A little bit of steel guitar and a whole lot of clear female vocals make The Colder Months an absolutely stunning album from Liza Anne. While a bit more layered in its musical complexity than other artists in the singer songwriter genre, it’s obvious that Liza Anne has a clear sound that she maintains throughout the album. It’s not every day I hear an album and think, “I can’t wait to hear this live.” This is one of those rarities.
The opener “Watering Can” is a quaint yet serious salvo for an authentic album. With inflections a little like Sara Bareilles at times and Sara Watkins at others, her sound is perfect for the type of music she plays. The minor turn on the chorus of this song pretty much exemplifies Liza Anne’s adorable sound. “We were never meant to grow” is the pretty much damning lyric that summarizes a song about a relationship that didn’t quite have the nurturing it needed to prosper.
“Thin Ice” is about cheating. The title “Thin Ice” is pretty obvious to that point. But it’s a really engaging song because it’s from the perspective of the woman who’s been potentially cheated on. Instead of keying his car or calling him out, it’s a sweet and sad heartfelt reflection on the pain that comes with such an action. The music is not terribly unique, but it has layered instrumentation that at times highlights the hints of banjo in the background for a nice touch. What I like best about it is the listener can hear Anne’s exceptional vocals clearly, which convey the lyrics gently and gracefully.

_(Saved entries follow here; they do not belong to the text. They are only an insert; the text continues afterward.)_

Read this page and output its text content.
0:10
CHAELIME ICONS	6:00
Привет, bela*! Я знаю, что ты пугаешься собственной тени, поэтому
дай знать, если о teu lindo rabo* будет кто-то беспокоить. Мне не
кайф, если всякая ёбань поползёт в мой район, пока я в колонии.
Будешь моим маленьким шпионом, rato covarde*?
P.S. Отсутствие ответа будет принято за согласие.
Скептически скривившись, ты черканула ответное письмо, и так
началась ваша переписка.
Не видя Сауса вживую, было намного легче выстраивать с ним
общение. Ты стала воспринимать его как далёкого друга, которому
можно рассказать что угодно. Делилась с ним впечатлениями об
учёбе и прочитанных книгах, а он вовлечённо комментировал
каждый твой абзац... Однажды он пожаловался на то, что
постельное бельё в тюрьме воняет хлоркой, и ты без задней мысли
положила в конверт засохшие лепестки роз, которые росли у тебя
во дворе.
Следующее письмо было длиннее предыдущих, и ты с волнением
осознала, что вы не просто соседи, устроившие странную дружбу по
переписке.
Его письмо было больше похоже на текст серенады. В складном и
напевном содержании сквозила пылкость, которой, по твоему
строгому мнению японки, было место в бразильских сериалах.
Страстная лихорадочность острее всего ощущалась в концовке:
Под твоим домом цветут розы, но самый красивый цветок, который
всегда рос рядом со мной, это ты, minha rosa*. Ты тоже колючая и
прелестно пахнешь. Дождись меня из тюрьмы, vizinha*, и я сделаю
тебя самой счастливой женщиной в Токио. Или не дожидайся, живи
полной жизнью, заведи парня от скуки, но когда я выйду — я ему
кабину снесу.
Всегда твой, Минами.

“I am not in love anymore” has a cutesy sound to it. The strings at the opening (mandolin, or capo-ed guitar) give it an Ingrid Michaelson sound. It’s actually a tragic song about realizing she’s not in love with someone, but trying to figure out how to say it. It’s the perfect track for a coffeehouse soundtrack. It’s not what she wants to say, but exactly what he needs to hear. She’s not in love anymore. The second half of the track picks up tempo and sounds a bit more like pure pop, but Anne’s voice keeps it feeling accessible and sweet.
The fingerpicking on “Ireland” makes the track. The more ambient “Peter” that follows it does the same thing as its predecessor – they both highlight the subtle vocals of Liza Anne. Now I know that I’ve mentioned several “sounds like” artists already, but on “Peter” Liza seems to channel her inner Karen Carpenter. That’s vocal royalty right there. “You taught me how to fly…” in reference to Peter, of course, makes me think of the incomparable Peter Pan. “Oh darlin’ when are you coming back for me?” It seems to be another tragic love song. It fits with the rest of the album quite nicely.
I think “Rubble” would have been a nice last track. “The rubble of the night is on my mind…” seems to be a nice concluding thought. It’s the long walk home after a night of one-too-many drinks. “I always have you on my mind… you know I do.” More a song about the relationship that isn’t anymore more than one that used to be, it’s a great song that a lot of listeners can relate to. It would make a great track for a TV show or film soundtrack.
The best track on the album by FAR is “1000 years” featuring Jake Vroon. Admittedly this is as much my personal preference as anything, but I think the two voices work together really well. They have an electric kind of “pop” vocal blending that really works. The piano, full band, and vocals sound like a traditional 1950s pop sound. The last lyric really just makes the song, though. In a track about distance and disconnection, the last line is “I’m always just a bottle away from you.” It sounds like pop, but that’s country right there.
The title track “The Colder Months” begins with the same ambient electric guitar as about half the tracks on the album. Again Liza Anne’s vocals shine. Her inflections are just… incredible. It’s the kind of thing that no one can coach or teach. An artist either has it or they don’t. She has it in spades. The lyrics are about the uncertainty when commitment gets dangerous in a relatively new relationship. The final track “Tunnels” is also about a past relationship. “I don’t think I like myself without you.” Largely about coping with the aftermath of the relationship, it’s a solid piano-based introspective piece.
All told this album is a great fit for the female singer songwriter fan. Many of the tracks would work on a coffeeshop mix track. It’s great fodder for someone coping with a breakup or hoping for a new relationship. The questions at the heart of Liza Anne’s music seem to be genuine, deep, and reflective of real human conflict. The album deserves critical acclaim and widespread listening. For my money “1000 years” should be getting mainstream airplay. It’s a must-buy album for fans of the likes of Sara Bareilles and Ingrid Michaelson.